As long as human curiosity exists, space exploration will likely continue unhindered. As we all know, we are at the cusp of a new era in space exploration, one where space mining will become common place, one where humans will be sent to Mars, one where constantly improving technology allows ever more ambitious missions to become possible. The mission of interest this time is that of JUNO, a solar-powered spacecraft developed by Lockheed Martin which will soon reach the target of it’s NASA assigned mission: Jupiter. The spacecraft has been in flight for almost 5 years, it took off on August 5, 2011 and will arrive on July 4, 2016.
One may ask, why go to Jupiter? Don’t we already know everything we need to about it? After all it’s quite certain that life could not exist there, wouldn’t its moon Europa (most likely to contain life in our solar system) be a far more productive and enlightening research target? The answer is: Probably. We know much about Jupiter and it’s because of what we know that we must find out more. We believe that Jupiter was the first planet in our solar system to be formed, we also know that it is by far the heaviest of the planets in our solar system (heavier than all the other planets in the solar system put together) and most importantly we know that it was heavily involved in the creation of smaller planets such as Mercury, Mars, Venus and Earth. What we don’t fully know is how the planets in our solar system were formed and exactly what ingredients were used to form them.
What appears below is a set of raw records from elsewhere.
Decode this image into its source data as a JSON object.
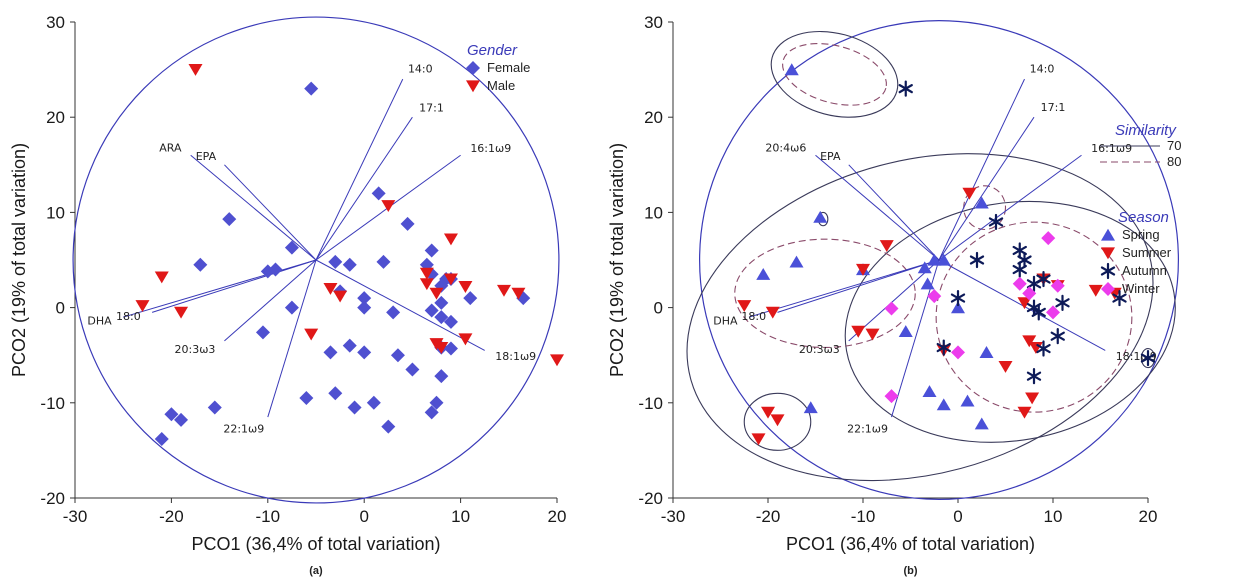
{
  "chart_data": [
    {
      "panel": "a",
      "type": "scatter",
      "caption": "(a)",
      "xlabel": "PCO1 (36,4% of total variation)",
      "ylabel": "PCO2 (19% of total variation)",
      "xlim": [
        -30,
        20
      ],
      "ylim": [
        -20,
        30
      ],
      "xticks": [
        -30,
        -20,
        -10,
        0,
        10,
        20
      ],
      "yticks": [
        -20,
        -10,
        0,
        10,
        20,
        30
      ],
      "grid": false,
      "legend": {
        "title": "Gender",
        "position": "top-right"
      },
      "correlation_circle": {
        "center": [
          -5,
          5
        ],
        "radius": 25.2,
        "color": "#3a3ab8"
      },
      "vectors": [
        {
          "label": "14:0",
          "end": [
            4.0,
            24.0
          ]
        },
        {
          "label": "17:1",
          "end": [
            5.0,
            20.0
          ]
        },
        {
          "label": "16:1ω9",
          "end": [
            10.0,
            16.0
          ]
        },
        {
          "label": "ARA",
          "end": [
            -18.0,
            16.0
          ]
        },
        {
          "label": "EPA",
          "end": [
            -14.5,
            15.0
          ]
        },
        {
          "label": "DHA",
          "end": [
            -25.0,
            -1.0
          ]
        },
        {
          "label": "18:0",
          "end": [
            -22.0,
            -0.5
          ]
        },
        {
          "label": "20:3ω3",
          "end": [
            -14.5,
            -3.5
          ]
        },
        {
          "label": "22:1ω9",
          "end": [
            -10.0,
            -11.5
          ]
        },
        {
          "label": "18:1ω9",
          "end": [
            12.5,
            -4.5
          ]
        }
      ],
      "series": [
        {
          "name": "Female",
          "marker": "diamond",
          "color": "#4f50d0",
          "points": [
            [
              -5.5,
              23
            ],
            [
              -14,
              9.3
            ],
            [
              -7.5,
              6.3
            ],
            [
              -17,
              4.5
            ],
            [
              -10,
              3.8
            ],
            [
              -9.2,
              4.0
            ],
            [
              -10.5,
              -2.6
            ],
            [
              -7.5,
              0
            ],
            [
              -3,
              4.8
            ],
            [
              -1.5,
              4.5
            ],
            [
              -2.5,
              1.7
            ],
            [
              0,
              1
            ],
            [
              1.5,
              12
            ],
            [
              4.5,
              8.8
            ],
            [
              2,
              4.8
            ],
            [
              0,
              0
            ],
            [
              7,
              6
            ],
            [
              6.5,
              4.5
            ],
            [
              8.5,
              3
            ],
            [
              7,
              3.5
            ],
            [
              8,
              2.3
            ],
            [
              9,
              3
            ],
            [
              11,
              1
            ],
            [
              16.5,
              1
            ],
            [
              8,
              0.5
            ],
            [
              7,
              -0.3
            ],
            [
              8,
              -1
            ],
            [
              9,
              -1.5
            ],
            [
              3,
              -0.5
            ],
            [
              -3.5,
              -4.7
            ],
            [
              -1.5,
              -4
            ],
            [
              0,
              -4.7
            ],
            [
              3.5,
              -5
            ],
            [
              5,
              -6.5
            ],
            [
              -6,
              -9.5
            ],
            [
              -3,
              -9
            ],
            [
              -1,
              -10.5
            ],
            [
              1,
              -10
            ],
            [
              2.5,
              -12.5
            ],
            [
              7.5,
              -10
            ],
            [
              7,
              -11
            ],
            [
              8,
              -7.2
            ],
            [
              8,
              -4.2
            ],
            [
              9,
              -4.3
            ],
            [
              -15.5,
              -10.5
            ],
            [
              -20,
              -11.2
            ],
            [
              -19,
              -11.8
            ],
            [
              -21,
              -13.8
            ]
          ]
        },
        {
          "name": "Male",
          "marker": "triangle-down",
          "color": "#e01818",
          "points": [
            [
              -17.5,
              25
            ],
            [
              -21,
              3.2
            ],
            [
              -23,
              0.2
            ],
            [
              -19,
              -0.5
            ],
            [
              -3.5,
              2
            ],
            [
              -2.5,
              1.2
            ],
            [
              -5.5,
              -2.8
            ],
            [
              2.5,
              10.7
            ],
            [
              6.5,
              3.6
            ],
            [
              6.5,
              2.5
            ],
            [
              7.5,
              1.5
            ],
            [
              9,
              7.2
            ],
            [
              9,
              3
            ],
            [
              10.5,
              2.2
            ],
            [
              10.5,
              -3.3
            ],
            [
              7.5,
              -3.8
            ],
            [
              8,
              -4.2
            ],
            [
              14.5,
              1.8
            ],
            [
              16,
              1.5
            ],
            [
              20,
              -5.5
            ]
          ]
        }
      ]
    },
    {
      "panel": "b",
      "type": "scatter",
      "caption": "(b)",
      "xlabel": "PCO1 (36,4% of total variation)",
      "ylabel": "PCO2 (19% of total variation)",
      "xlim": [
        -30,
        20
      ],
      "ylim": [
        -20,
        30
      ],
      "xticks": [
        -30,
        -20,
        -10,
        0,
        10,
        20
      ],
      "yticks": [
        -20,
        -10,
        0,
        10,
        20,
        30
      ],
      "grid": false,
      "legend_similarity": {
        "title": "Similarity",
        "position": "top-right",
        "entries": [
          {
            "label": "70",
            "style": "solid",
            "color": "#3a3a5a"
          },
          {
            "label": "80",
            "style": "dashed",
            "color": "#8a4a6a"
          }
        ]
      },
      "legend": {
        "title": "Season",
        "position": "right"
      },
      "correlation_circle": {
        "center": [
          -2,
          5
        ],
        "radius": 25.2,
        "color": "#3a3ab8"
      },
      "vectors": [
        {
          "label": "14:0",
          "end": [
            7.0,
            24.0
          ]
        },
        {
          "label": "17:1",
          "end": [
            8.0,
            20.0
          ]
        },
        {
          "label": "16:1ω9",
          "end": [
            13.0,
            16.0
          ]
        },
        {
          "label": "20:4ω6",
          "end": [
            -15.0,
            16.0
          ]
        },
        {
          "label": "EPA",
          "end": [
            -11.5,
            15.0
          ]
        },
        {
          "label": "DHA",
          "end": [
            -22.0,
            -1.0
          ]
        },
        {
          "label": "18:0",
          "end": [
            -19.0,
            -0.5
          ]
        },
        {
          "label": "20:3ω3",
          "end": [
            -11.5,
            -3.5
          ]
        },
        {
          "label": "22:1ω9",
          "end": [
            -7.0,
            -11.5
          ]
        },
        {
          "label": "18:1ω9",
          "end": [
            15.5,
            -4.5
          ]
        }
      ],
      "similarity_ellipses": [
        {
          "level": "70",
          "cx": -13,
          "cy": 24.5,
          "rx": 6.8,
          "ry": 4.3,
          "rot": -15
        },
        {
          "level": "80",
          "cx": -13,
          "cy": 24.5,
          "rx": 5.6,
          "ry": 3.0,
          "rot": -15
        },
        {
          "level": "70",
          "cx": -4,
          "cy": -1,
          "rx": 25,
          "ry": 16.5,
          "rot": 15
        },
        {
          "level": "70",
          "cx": 5.5,
          "cy": -1.5,
          "rx": 17.5,
          "ry": 12.5,
          "rot": 10
        },
        {
          "level": "80",
          "cx": -14,
          "cy": 1.5,
          "rx": 9.5,
          "ry": 5.7,
          "rot": 0
        },
        {
          "level": "80",
          "cx": 8,
          "cy": -1,
          "rx": 10.3,
          "ry": 10,
          "rot": 0
        },
        {
          "level": "80",
          "cx": 2.8,
          "cy": 10.5,
          "rx": 2.2,
          "ry": 2.3,
          "rot": 0
        },
        {
          "level": "70",
          "cx": -19,
          "cy": -12,
          "rx": 3.5,
          "ry": 3.0,
          "rot": 0
        },
        {
          "level": "70",
          "cx": 20,
          "cy": -5.3,
          "rx": 0.7,
          "ry": 1.0,
          "rot": 0
        },
        {
          "level": "70",
          "cx": -14.2,
          "cy": 9.3,
          "rx": 0.5,
          "ry": 0.7,
          "rot": 0
        }
      ],
      "series": [
        {
          "name": "Spring",
          "marker": "triangle-up",
          "color": "#4a50d8",
          "points": [
            [
              -17.5,
              25
            ],
            [
              -14.5,
              9.5
            ],
            [
              -20.5,
              3.5
            ],
            [
              -17,
              4.8
            ],
            [
              -10,
              4.0
            ],
            [
              -3.5,
              4.2
            ],
            [
              -3.2,
              2.5
            ],
            [
              -2.5,
              5
            ],
            [
              -1.5,
              5
            ],
            [
              0,
              0
            ],
            [
              -5.5,
              -2.5
            ],
            [
              2.5,
              11
            ],
            [
              3,
              -4.7
            ],
            [
              -3,
              -8.8
            ],
            [
              -1.5,
              -10.2
            ],
            [
              1,
              -9.8
            ],
            [
              2.5,
              -12.2
            ],
            [
              -15.5,
              -10.5
            ]
          ]
        },
        {
          "name": "Summer",
          "marker": "triangle-down",
          "color": "#e01818",
          "points": [
            [
              -7.5,
              6.5
            ],
            [
              -10,
              4.0
            ],
            [
              -22.5,
              0.2
            ],
            [
              -19.5,
              -0.5
            ],
            [
              -10.5,
              -2.5
            ],
            [
              -9,
              -2.8
            ],
            [
              -1.5,
              -4.5
            ],
            [
              1.2,
              12
            ],
            [
              5,
              -6.2
            ],
            [
              7,
              0.5
            ],
            [
              7.5,
              -3.5
            ],
            [
              8.2,
              -4.2
            ],
            [
              7.8,
              -9.5
            ],
            [
              7,
              -11
            ],
            [
              9,
              3
            ],
            [
              10.5,
              2.3
            ],
            [
              14.5,
              1.8
            ],
            [
              16.5,
              1.5
            ],
            [
              -20,
              -11
            ],
            [
              -19,
              -11.8
            ],
            [
              -21,
              -13.8
            ]
          ]
        },
        {
          "name": "Autumn",
          "marker": "asterisk",
          "color": "#0d1a58",
          "points": [
            [
              -5.5,
              23
            ],
            [
              4,
              9
            ],
            [
              2,
              5
            ],
            [
              6.5,
              6
            ],
            [
              6.5,
              4
            ],
            [
              7,
              5
            ],
            [
              8,
              2.5
            ],
            [
              9,
              3
            ],
            [
              11,
              0.5
            ],
            [
              17,
              1
            ],
            [
              0,
              1
            ],
            [
              8,
              0
            ],
            [
              8.5,
              -0.5
            ],
            [
              10.5,
              -3
            ],
            [
              9,
              -4.3
            ],
            [
              8,
              -7.2
            ],
            [
              -1.5,
              -4.2
            ],
            [
              20,
              -5.3
            ]
          ]
        },
        {
          "name": "Winter",
          "marker": "diamond",
          "color": "#ec3cec",
          "points": [
            [
              9.5,
              7.3
            ],
            [
              6.5,
              2.5
            ],
            [
              7.5,
              1.5
            ],
            [
              10.5,
              2.3
            ],
            [
              -2.5,
              1.2
            ],
            [
              -7,
              -0.1
            ],
            [
              10,
              -0.5
            ],
            [
              0,
              -4.7
            ],
            [
              -7,
              -9.3
            ]
          ]
        }
      ]
    }
  ]
}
Since over half the leftovers from the creation of our Sun were used in the formation of Jupiter, we can get a very detailed picture of the (elements available and their abundance) in the early solar system by closely analysing the elements that make up Jupiter. This will mainly be done through microwave sounding and the 2 main elements that the planet will be searched for are Nitrogen (in the form of Ammonia) and Oxygen (in the form of water).
Secondly, we are aware that the core of Jupiter has a higher temperature than even the surface of the Sun however we are unsure of what it is made of. Considering this core is also the cause of Jupiter’s incredible magnetosphere which is 20,000 times the size of that of the Earth and the fact that this magnetosphere is what gives rise to the never ending geomagnetic storms and auroral lights around Jupiter, it would be quite useful to find out what the core is made of.
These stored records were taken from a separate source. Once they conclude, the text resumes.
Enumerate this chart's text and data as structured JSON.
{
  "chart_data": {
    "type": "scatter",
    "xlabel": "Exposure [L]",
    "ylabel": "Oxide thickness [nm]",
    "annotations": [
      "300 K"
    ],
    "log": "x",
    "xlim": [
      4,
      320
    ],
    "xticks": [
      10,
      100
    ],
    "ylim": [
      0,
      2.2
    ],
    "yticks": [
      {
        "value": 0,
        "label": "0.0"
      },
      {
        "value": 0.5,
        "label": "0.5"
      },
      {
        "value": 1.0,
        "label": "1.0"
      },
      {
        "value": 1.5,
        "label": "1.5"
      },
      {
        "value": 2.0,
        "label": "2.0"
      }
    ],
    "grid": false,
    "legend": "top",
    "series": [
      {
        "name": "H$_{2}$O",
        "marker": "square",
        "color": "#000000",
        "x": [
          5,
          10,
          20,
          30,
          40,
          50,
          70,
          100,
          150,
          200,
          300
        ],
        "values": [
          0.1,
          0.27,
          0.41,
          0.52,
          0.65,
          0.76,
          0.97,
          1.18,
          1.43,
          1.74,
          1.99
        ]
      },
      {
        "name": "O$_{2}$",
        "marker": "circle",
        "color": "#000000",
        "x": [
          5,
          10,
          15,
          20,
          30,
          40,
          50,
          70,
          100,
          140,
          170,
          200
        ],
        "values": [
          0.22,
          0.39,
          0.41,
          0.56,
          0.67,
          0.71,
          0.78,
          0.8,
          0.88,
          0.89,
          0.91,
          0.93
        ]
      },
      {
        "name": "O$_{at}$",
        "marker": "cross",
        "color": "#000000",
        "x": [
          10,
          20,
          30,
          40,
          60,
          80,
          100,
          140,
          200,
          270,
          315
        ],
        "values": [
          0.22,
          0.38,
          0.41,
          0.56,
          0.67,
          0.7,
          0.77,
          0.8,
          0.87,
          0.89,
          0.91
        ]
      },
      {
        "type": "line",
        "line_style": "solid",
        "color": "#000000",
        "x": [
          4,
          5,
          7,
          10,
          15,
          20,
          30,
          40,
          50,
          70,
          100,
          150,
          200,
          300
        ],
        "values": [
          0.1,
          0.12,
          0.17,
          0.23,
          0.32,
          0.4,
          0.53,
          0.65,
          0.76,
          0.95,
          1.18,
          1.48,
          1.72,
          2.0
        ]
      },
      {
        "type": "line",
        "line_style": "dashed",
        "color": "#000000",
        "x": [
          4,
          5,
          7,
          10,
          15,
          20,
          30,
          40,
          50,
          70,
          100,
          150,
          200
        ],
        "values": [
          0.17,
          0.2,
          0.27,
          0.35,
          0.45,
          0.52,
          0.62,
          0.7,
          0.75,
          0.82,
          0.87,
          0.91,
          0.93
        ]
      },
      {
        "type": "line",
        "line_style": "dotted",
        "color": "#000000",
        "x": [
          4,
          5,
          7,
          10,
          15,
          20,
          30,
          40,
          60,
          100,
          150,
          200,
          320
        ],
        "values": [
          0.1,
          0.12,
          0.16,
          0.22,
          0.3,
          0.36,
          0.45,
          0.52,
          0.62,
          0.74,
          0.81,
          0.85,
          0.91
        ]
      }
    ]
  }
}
Last but not least, by analysing the climate around Jupiter we will obtain a plethora of data about how charged particles and magnetic fields affect climate. This can lead to major advances in climate science that could potentially be used here on Earth.
The mission wasn’t without its unique set of challenges and setbacks, one of the main challenges was dealing with the massive radiation around Jupiter. The powerful magnetosphere around Jupiter has caused the creation of large amounts of high energy particles which together form Jupiter’s ring shaped radiation belts. In our solar system, this radiation is surpassed only by that of the moon Europa and of course, the Sun. If not dealt with correctly, the high energy particles could randomly knock out electrons from the electric circuits aboard JUNO. To minimise damage to essential scientific instruments, they are being stored inside a 400 pound titanium vault, furthermore the spacecraft will be taking an elliptical orbit around Jupiter to reduce exposure to the radiation belts. Finally, the solar panels will be covered by 2 cm thick glass to slightly reduce radiation damage to the solar cells.
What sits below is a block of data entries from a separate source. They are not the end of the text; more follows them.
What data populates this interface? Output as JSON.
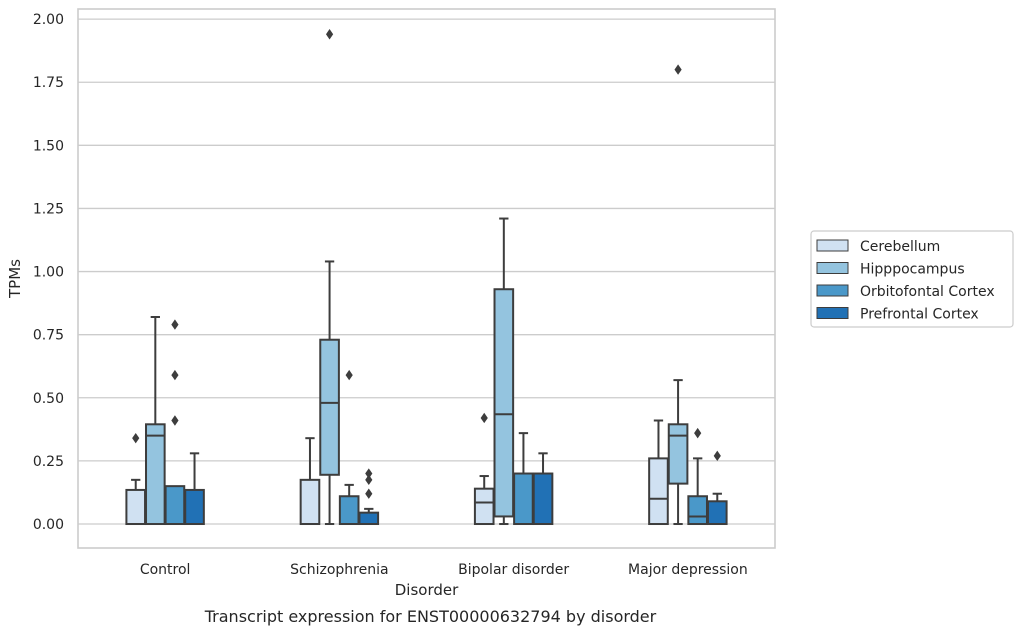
{
  "chart_data": {
    "type": "box",
    "caption": "Transcript expression for ENST00000632794 by disorder",
    "xlabel": "Disorder",
    "ylabel": "TPMs",
    "ylim": [
      -0.095,
      2.04
    ],
    "yticks": [
      "0.00",
      "0.25",
      "0.50",
      "0.75",
      "1.00",
      "1.25",
      "1.50",
      "1.75",
      "2.00"
    ],
    "ytick_values": [
      0,
      0.25,
      0.5,
      0.75,
      1.0,
      1.25,
      1.5,
      1.75,
      2.0
    ],
    "grid": "horizontal",
    "legend_position": "right",
    "categories": [
      "Control",
      "Schizophrenia",
      "Bipolar disorder",
      "Major depression"
    ],
    "series": [
      {
        "name": "Cerebellum",
        "color": "#d0e1f2",
        "boxes": [
          {
            "whisker_low": 0,
            "q1": 0,
            "median": 0,
            "q3": 0.135,
            "whisker_high": 0.175,
            "outliers": [
              0.34
            ]
          },
          {
            "whisker_low": 0,
            "q1": 0,
            "median": 0,
            "q3": 0.175,
            "whisker_high": 0.34,
            "outliers": []
          },
          {
            "whisker_low": 0,
            "q1": 0,
            "median": 0.085,
            "q3": 0.14,
            "whisker_high": 0.19,
            "outliers": [
              0.42
            ]
          },
          {
            "whisker_low": 0,
            "q1": 0,
            "median": 0.1,
            "q3": 0.26,
            "whisker_high": 0.41,
            "outliers": []
          }
        ]
      },
      {
        "name": "Hipppocampus",
        "color": "#94c4df",
        "boxes": [
          {
            "whisker_low": 0,
            "q1": 0,
            "median": 0.35,
            "q3": 0.395,
            "whisker_high": 0.82,
            "outliers": []
          },
          {
            "whisker_low": 0,
            "q1": 0.195,
            "median": 0.48,
            "q3": 0.73,
            "whisker_high": 1.04,
            "outliers": [
              1.94
            ]
          },
          {
            "whisker_low": 0,
            "q1": 0.03,
            "median": 0.435,
            "q3": 0.93,
            "whisker_high": 1.21,
            "outliers": []
          },
          {
            "whisker_low": 0,
            "q1": 0.16,
            "median": 0.35,
            "q3": 0.395,
            "whisker_high": 0.57,
            "outliers": [
              1.8
            ]
          }
        ]
      },
      {
        "name": "Orbitofontal Cortex",
        "color": "#4a98c9",
        "boxes": [
          {
            "whisker_low": 0,
            "q1": 0,
            "median": 0,
            "q3": 0.15,
            "whisker_high": 0.15,
            "outliers": [
              0.41,
              0.59,
              0.79
            ]
          },
          {
            "whisker_low": 0,
            "q1": 0,
            "median": 0,
            "q3": 0.11,
            "whisker_high": 0.155,
            "outliers": [
              0.59
            ]
          },
          {
            "whisker_low": 0,
            "q1": 0,
            "median": 0,
            "q3": 0.2,
            "whisker_high": 0.36,
            "outliers": []
          },
          {
            "whisker_low": 0,
            "q1": 0,
            "median": 0.03,
            "q3": 0.11,
            "whisker_high": 0.26,
            "outliers": [
              0.36
            ]
          }
        ]
      },
      {
        "name": "Prefrontal Cortex",
        "color": "#2171b5",
        "boxes": [
          {
            "whisker_low": 0,
            "q1": 0,
            "median": 0,
            "q3": 0.135,
            "whisker_high": 0.28,
            "outliers": []
          },
          {
            "whisker_low": 0,
            "q1": 0,
            "median": 0,
            "q3": 0.045,
            "whisker_high": 0.06,
            "outliers": [
              0.12,
              0.175,
              0.2
            ]
          },
          {
            "whisker_low": 0,
            "q1": 0,
            "median": 0,
            "q3": 0.2,
            "whisker_high": 0.28,
            "outliers": []
          },
          {
            "whisker_low": 0,
            "q1": 0,
            "median": 0,
            "q3": 0.09,
            "whisker_high": 0.12,
            "outliers": [
              0.27
            ]
          }
        ]
      }
    ]
  }
}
It remains somewhat controversial whether the mission is deserving of the $1.13 billion dollar investment however we’ll have to wait to see the results of this 20 month mission to find out whether it was truly worth it. Interestingly, since one of the future missions involves researching Europa (a water filled world and the most likely in our solar system to contain alien life), at the end of its mission JUNO is set to be destroyed by Jupiter so as to not contaminate Europa. Due to the distance from Earth, it takes 48 minutes to send new orders to JUNO so many of the crucial path changes will take place automatically. There are many potential sources of error and very little room for it, I expect the next 20 months to be filled with excitement and fascinating new discoveries and I’ll be updating all of you on all of them as they happen, look forward to it!